No, they are from the MiDAS database (https://www.midasfieldguide.org/guide/downloads), which is a curated 16S reference database for wastewater microbiomes. I downloaded the Qiime.fa and QIIME.txt files. I reformated the Qiime.txt file to include column headers id, kingdom, phylum, etc. and used taxonkit to create the taxdump files. I used the Qiime.fa file to make the minimap database. I used the taxid.map that was created with the taxdump files as the ref2taxid file.

nggvs commented 2 months ago

Hi! I've been investigating this issue, for me it looks normal (although I'm using a different dataset). When I observe the same problem than you (all the sequences unknown in the table but the sunburst with data) is when I don't remove the ';' from the taxonomy names. Please, could you try a small check to know if something else is happening?
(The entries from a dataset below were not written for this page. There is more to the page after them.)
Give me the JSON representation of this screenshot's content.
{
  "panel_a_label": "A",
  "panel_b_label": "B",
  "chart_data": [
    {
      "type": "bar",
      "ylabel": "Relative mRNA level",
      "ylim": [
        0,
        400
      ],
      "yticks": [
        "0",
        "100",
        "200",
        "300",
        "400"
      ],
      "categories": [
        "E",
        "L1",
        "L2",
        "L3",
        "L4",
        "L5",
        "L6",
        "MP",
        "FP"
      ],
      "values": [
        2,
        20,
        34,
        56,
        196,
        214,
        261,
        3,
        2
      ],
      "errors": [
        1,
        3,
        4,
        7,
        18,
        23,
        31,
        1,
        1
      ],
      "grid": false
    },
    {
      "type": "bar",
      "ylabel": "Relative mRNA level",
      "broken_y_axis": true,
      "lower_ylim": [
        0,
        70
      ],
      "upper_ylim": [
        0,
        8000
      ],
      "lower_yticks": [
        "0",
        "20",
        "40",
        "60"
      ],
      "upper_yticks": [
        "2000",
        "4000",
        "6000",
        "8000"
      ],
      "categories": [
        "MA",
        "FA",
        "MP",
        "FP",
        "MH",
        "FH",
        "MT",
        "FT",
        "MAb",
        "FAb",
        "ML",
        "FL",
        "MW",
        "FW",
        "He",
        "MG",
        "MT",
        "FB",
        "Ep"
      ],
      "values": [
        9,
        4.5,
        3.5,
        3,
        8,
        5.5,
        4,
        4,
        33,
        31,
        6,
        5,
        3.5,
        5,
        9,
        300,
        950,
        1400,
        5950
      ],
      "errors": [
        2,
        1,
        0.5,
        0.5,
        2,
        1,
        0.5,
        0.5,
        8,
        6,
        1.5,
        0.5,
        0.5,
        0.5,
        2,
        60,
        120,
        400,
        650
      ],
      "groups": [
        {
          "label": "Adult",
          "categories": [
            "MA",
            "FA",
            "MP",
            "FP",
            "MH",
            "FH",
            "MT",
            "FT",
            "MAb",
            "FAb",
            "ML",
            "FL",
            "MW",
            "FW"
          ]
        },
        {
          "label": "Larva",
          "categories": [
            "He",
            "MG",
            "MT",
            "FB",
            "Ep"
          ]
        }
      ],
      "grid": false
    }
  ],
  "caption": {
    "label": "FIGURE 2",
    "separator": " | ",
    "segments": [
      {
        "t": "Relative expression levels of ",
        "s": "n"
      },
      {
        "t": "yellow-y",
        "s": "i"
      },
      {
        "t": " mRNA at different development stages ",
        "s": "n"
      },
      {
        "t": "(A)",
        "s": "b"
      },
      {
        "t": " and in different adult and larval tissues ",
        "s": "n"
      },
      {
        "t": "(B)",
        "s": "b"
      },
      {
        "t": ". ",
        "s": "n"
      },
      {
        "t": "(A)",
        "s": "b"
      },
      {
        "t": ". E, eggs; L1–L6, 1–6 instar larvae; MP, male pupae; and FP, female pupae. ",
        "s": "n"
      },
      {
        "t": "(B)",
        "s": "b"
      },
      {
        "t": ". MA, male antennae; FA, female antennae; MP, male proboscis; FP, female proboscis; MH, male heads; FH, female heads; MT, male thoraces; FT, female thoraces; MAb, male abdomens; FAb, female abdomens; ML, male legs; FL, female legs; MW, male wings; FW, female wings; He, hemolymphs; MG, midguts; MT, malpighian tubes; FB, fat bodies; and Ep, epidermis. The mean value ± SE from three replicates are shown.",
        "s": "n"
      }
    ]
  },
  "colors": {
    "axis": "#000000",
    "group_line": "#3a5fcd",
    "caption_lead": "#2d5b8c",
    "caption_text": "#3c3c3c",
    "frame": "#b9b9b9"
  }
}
csvtk space2tab QIIME.txt_MiDAS_5.3.txt > QIIME.txt_MiDAS_5.3.tsv # change spaces files to tabs
sed -i -r 's/[;]+//g' QIIME.txt_MiDAS_5.3.tsv # remove ';' from the end of names

sed -i '1i id\tsuperkingdom\tphylum\tclass\torder\tfamily\tgenus\tspecies' QIIME.txt_MiDAS_5.3.tsv # adding the headers

taxonkit create-taxdump -A 1 QIIME.txt_MiDAS_5.3.tsv -O MiDAS_5.3.taxdump

And then running the wf with:

--reference ~/databases/MIDAS/QIIME.fa_MiDAS_5.3.fa --ref2taxid ~/databases/MIDAS/MiDAS_5.3.taxdump/taxid.map --taxonomy ~/databases/MIDAS/MiDAS_5.3.taxdump/

And check if the results make more sense to you?

Thank you very much in advance

jadeaver commented 2 months ago

Thank you for looking into this and for these suggestions! I remade the custom database using your suggested commands (modified slightly because I am using a Mac OS not Linux). The workflow ran successfully and output the abundance tables in addition to the other figures. Whoo!

A note in case anyone else runs into this issue - I don't think it was the ; in my case. I had removed them during my initial attempt at creating my custom database. My best guess is that something went wrong when I converted the txt file to a tsv file and the formatting was off.

Thank you again for your time @nggvs!